Zimmer Radio is a radio broadcasting group of Zimmer Marketing with six radio stations (four FM, two AM) with studios in Joplin, Missouri.

 KIXQ-FM 102.5, Country
 KSYN-FM 92.5, Top 40
 KJMK-FM 93.9,  Classic Hits
 KXDG-FM 97.9,  Classic rock
 KZRG-AM 1310,  News/Talk also on translator K275BD FM 102.9, also on HD radio via sister station KIXQ, also on translator K290CO FM 105.9 in Neosho
 KZYM-AM 1230,  Personality Talk

All stations are licensed to Joplin except for KJMK and KXDG which are licensed to Webb City, Missouri.

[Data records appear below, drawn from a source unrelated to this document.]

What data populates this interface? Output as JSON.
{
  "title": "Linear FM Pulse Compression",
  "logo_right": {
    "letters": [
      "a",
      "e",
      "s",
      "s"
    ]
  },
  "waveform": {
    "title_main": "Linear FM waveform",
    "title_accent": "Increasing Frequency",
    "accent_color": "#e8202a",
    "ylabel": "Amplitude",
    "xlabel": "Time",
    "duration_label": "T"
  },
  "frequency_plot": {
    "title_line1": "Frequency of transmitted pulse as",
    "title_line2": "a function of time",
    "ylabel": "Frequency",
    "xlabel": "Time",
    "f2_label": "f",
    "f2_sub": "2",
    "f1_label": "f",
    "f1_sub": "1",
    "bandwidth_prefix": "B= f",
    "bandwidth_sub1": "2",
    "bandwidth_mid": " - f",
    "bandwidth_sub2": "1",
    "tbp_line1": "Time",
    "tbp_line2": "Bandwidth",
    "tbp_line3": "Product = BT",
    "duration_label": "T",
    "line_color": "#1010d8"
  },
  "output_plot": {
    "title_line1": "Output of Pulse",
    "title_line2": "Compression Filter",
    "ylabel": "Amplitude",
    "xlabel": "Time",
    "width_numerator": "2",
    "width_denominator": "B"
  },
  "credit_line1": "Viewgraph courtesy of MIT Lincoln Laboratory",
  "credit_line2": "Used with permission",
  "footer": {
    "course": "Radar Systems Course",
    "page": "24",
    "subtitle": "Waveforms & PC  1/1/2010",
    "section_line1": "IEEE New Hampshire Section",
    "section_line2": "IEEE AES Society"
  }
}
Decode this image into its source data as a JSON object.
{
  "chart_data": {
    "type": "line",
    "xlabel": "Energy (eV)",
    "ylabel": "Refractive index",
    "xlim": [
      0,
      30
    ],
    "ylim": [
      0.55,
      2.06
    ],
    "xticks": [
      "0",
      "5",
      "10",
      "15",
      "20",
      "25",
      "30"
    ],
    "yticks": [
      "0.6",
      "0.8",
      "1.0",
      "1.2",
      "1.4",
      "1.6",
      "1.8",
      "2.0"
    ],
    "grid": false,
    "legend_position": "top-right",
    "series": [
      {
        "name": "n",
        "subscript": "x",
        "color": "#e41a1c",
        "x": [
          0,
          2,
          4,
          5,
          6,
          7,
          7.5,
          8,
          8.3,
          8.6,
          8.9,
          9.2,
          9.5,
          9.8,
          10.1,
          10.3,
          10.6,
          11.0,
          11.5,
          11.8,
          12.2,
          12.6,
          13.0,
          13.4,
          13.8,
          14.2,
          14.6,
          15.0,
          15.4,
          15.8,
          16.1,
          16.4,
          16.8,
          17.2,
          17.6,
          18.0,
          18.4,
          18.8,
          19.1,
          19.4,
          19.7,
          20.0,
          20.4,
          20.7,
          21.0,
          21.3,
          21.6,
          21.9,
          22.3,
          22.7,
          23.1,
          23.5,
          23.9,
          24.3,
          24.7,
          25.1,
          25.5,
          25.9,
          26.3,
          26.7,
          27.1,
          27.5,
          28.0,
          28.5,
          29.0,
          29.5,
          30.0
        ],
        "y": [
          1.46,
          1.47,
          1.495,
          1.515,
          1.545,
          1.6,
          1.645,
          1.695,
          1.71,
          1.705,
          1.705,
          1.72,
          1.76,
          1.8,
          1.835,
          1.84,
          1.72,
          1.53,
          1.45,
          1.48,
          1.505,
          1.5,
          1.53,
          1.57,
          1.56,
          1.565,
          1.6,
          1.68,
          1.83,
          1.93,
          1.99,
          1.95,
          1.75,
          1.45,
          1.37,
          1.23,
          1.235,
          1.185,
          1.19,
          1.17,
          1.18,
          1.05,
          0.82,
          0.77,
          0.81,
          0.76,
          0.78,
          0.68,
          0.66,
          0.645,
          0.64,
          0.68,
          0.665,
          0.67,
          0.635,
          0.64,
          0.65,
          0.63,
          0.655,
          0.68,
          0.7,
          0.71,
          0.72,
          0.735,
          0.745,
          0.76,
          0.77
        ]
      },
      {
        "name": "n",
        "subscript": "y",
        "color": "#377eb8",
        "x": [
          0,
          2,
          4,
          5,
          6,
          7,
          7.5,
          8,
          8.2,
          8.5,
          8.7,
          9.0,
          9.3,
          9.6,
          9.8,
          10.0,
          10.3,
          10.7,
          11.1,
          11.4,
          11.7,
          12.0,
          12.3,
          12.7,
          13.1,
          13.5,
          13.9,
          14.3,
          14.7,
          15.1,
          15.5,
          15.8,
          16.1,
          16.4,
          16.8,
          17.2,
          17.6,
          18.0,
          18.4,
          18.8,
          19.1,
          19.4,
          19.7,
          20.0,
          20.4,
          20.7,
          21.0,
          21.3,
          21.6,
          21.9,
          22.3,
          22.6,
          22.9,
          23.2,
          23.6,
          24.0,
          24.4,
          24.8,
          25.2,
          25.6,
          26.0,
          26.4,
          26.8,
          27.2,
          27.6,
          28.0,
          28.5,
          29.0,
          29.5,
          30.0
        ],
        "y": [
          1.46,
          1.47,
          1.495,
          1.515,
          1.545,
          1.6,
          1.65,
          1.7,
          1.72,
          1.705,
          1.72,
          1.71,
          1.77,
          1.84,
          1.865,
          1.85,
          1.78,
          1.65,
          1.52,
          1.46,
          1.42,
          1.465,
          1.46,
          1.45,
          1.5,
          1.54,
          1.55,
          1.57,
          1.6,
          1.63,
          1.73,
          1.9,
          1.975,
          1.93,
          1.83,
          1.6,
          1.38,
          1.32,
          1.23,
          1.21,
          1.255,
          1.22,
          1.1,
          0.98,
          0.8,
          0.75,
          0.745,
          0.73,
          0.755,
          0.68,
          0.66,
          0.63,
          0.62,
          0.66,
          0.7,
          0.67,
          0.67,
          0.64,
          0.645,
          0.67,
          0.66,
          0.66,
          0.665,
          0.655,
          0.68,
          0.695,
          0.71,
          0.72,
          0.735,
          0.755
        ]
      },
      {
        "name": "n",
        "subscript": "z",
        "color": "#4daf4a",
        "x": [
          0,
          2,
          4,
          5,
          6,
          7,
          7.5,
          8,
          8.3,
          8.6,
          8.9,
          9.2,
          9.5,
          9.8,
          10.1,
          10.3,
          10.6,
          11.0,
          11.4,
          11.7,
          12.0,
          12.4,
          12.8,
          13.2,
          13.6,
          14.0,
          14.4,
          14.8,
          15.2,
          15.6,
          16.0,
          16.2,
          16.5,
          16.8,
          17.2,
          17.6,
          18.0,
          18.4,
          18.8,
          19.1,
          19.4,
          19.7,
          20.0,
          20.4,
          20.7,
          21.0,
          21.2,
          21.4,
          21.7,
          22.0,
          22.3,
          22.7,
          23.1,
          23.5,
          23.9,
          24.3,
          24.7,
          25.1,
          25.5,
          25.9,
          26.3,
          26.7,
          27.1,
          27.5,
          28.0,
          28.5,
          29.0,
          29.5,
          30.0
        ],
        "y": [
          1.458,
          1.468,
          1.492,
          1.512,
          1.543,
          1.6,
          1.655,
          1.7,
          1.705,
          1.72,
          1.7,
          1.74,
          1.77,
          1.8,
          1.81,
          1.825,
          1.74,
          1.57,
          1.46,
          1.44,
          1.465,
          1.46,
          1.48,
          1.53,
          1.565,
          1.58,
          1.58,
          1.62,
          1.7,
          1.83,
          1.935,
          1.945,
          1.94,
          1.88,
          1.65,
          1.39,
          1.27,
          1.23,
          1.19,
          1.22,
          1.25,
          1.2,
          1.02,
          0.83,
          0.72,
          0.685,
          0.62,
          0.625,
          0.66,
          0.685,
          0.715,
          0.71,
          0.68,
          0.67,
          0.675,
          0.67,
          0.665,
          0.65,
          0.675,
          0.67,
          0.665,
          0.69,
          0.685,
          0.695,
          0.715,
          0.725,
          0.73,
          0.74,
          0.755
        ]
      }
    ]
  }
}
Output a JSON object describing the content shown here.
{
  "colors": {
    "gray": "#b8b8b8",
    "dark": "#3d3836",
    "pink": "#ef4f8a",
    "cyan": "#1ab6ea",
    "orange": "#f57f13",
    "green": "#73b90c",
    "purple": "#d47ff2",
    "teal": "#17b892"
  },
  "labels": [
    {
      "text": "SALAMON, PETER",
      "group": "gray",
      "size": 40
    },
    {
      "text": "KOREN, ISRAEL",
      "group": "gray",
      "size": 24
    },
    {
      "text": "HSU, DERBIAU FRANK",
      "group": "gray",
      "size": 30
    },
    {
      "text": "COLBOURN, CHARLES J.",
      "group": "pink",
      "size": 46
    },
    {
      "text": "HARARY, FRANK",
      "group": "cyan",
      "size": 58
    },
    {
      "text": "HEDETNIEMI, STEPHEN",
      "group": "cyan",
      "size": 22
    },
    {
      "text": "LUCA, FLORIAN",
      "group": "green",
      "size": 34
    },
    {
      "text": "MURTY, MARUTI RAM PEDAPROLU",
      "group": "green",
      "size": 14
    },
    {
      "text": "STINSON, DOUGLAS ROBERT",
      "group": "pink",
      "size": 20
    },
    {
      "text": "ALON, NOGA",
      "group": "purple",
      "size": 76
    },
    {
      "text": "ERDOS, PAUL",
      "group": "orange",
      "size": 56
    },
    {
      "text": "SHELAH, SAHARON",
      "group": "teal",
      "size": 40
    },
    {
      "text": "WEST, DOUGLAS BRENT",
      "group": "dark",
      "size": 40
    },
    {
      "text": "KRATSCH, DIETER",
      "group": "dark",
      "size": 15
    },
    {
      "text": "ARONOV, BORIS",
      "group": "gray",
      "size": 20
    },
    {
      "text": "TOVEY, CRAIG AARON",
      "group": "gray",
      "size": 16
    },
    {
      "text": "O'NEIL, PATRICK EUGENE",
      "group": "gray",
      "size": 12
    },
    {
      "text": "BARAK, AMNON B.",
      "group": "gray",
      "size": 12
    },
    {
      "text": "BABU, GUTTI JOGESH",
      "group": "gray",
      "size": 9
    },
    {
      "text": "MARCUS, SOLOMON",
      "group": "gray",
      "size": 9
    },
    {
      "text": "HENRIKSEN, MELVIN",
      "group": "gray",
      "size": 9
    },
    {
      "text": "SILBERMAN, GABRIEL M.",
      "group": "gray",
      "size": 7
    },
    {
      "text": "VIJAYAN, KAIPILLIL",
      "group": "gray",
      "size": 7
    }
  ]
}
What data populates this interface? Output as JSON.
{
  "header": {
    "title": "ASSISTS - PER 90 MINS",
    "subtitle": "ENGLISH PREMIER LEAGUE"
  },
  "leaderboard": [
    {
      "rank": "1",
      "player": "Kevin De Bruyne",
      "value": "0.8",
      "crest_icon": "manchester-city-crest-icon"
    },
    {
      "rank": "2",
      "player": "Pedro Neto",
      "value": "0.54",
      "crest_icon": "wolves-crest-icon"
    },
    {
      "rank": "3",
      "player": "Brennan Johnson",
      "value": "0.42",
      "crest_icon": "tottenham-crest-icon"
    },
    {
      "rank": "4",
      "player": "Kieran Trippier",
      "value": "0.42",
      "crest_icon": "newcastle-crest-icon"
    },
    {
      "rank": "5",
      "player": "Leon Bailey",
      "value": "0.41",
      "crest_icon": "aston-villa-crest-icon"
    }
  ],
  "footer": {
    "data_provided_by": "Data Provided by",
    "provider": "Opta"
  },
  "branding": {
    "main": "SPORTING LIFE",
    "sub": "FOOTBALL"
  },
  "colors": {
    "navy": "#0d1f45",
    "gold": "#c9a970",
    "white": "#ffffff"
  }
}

Zimmer Marketing has introduced HD Radio to the Joplin, Missouri market.  KSYN features a simulcast on HD-1 and HD-2 is 80's and 90's pop. KIXQ features a simulcast on HD-1 and a simulcast of KZRG on HD-2. 

Zimmer Marketing's Radio stations played a critical part in the rebuilding process after the May 2011 tornado. Immediately after the storm, Zimmer's six stations began wall-to-wall coverage, broadcasting news and information informing listeners where to go for medical care, where to find food and water, and also connecting separated family members.